Chris London   Hi Kelly,
I had a similar problem with Photoshop 6 and 7. Seems it has trouble with some motherboards. There is a fix (although it slows performance a bit, it has worked flawlessly for me since I did this). It says for Pentium 3 computers, but it may have been inherited by your P4 as well. Might be worth trying, since it does not make PS unusable.

From Adobe website:
Photoshop 5.5 or Later Crashes or Freezes on Pentium 3 Computers

Adobe Photoshop 5.5 or later crashes or freezes on a computer that has an Intel Pentium 3 processor.
If the computer manufacturer is Dell Computer Corporation, the system may return the error "Alert: Regulator Error."
Contact the motherboard or computer manufacturer for assistance resolving this issue, which occurs because of an electrical problem on some motherboards.

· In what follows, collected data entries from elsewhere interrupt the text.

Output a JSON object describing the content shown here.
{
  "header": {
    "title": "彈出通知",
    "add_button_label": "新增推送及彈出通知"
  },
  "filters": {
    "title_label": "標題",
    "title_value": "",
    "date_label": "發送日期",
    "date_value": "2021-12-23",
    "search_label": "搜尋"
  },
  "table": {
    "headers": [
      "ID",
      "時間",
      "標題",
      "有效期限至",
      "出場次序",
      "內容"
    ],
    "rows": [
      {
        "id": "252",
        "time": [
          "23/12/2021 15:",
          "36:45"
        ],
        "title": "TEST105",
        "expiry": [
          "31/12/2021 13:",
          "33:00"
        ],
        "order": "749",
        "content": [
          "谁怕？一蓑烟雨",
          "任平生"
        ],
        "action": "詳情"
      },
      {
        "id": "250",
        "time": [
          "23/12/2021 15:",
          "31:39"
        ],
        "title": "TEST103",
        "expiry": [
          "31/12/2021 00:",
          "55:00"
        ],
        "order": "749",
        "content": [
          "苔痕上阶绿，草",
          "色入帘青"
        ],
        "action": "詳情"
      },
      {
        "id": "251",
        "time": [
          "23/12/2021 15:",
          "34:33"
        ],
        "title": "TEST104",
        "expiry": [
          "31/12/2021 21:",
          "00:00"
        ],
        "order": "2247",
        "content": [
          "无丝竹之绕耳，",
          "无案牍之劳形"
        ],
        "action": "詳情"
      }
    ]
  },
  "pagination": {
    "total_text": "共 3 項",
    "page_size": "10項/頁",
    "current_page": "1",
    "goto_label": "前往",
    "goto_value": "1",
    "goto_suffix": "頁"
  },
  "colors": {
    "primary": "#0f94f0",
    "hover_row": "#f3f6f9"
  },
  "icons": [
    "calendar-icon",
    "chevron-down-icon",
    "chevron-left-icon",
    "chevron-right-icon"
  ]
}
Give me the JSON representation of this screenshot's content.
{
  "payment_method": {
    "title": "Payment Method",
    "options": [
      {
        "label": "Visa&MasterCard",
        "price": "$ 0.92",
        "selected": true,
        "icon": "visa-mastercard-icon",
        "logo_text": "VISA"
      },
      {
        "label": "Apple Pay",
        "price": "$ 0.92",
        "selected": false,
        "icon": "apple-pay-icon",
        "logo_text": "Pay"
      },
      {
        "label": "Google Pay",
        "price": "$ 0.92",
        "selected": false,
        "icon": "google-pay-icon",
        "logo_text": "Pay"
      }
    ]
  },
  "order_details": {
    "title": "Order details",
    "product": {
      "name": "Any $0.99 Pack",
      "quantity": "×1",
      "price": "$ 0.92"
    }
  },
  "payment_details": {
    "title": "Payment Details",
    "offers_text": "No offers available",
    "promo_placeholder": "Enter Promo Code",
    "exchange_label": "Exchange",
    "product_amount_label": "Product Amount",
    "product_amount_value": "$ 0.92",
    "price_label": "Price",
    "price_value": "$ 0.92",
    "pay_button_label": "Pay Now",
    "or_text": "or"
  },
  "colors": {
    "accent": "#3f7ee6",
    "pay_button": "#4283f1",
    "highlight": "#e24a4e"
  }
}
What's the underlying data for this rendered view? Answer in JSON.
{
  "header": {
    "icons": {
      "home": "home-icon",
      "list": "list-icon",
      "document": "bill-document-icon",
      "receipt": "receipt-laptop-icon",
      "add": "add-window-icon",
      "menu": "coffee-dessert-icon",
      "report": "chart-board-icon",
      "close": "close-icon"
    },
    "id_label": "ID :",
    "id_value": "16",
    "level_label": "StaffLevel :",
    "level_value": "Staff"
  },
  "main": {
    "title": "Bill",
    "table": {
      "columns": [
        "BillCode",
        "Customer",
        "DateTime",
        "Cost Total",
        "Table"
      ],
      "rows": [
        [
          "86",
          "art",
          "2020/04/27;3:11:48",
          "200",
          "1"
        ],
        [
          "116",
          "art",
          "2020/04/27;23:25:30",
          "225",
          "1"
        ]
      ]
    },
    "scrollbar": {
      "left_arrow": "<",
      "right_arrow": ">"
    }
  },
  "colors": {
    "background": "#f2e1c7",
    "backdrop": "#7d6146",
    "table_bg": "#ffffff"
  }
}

Note: As a temporary workaround on some computers, you can disable the extensions that optimize data movement in Photoshop. Performance, however, will slow noticeably. To disable the extensions, move the Extensions folder out of the Plug-Ins folder:
1. Exit from Photoshop.
2. In Windows Explorer, move the Extensions folder from the Program Files/Adobe/Photoshop [version]/Plug-Ins/Adobe Photoshop Only folder to a location outside of the Adobe folder (for example, move it to the desktop).
3. Restart Photoshop.
Additional Information
The electrical problem on the affected motherboards is triggered by computer operations that use the pathway (called a bus) between the processor and the RAM for an extended number of microseconds. This problem can be triggered by the operating system or other applications; however, it often appears when using Photoshop because few other applications move memory as rapidly as Photoshop does.
This problem occurs with Dell Optiplex GX1 computers and ASUS P2B-F and P3B-F motherboards and may also occur with other motherboards.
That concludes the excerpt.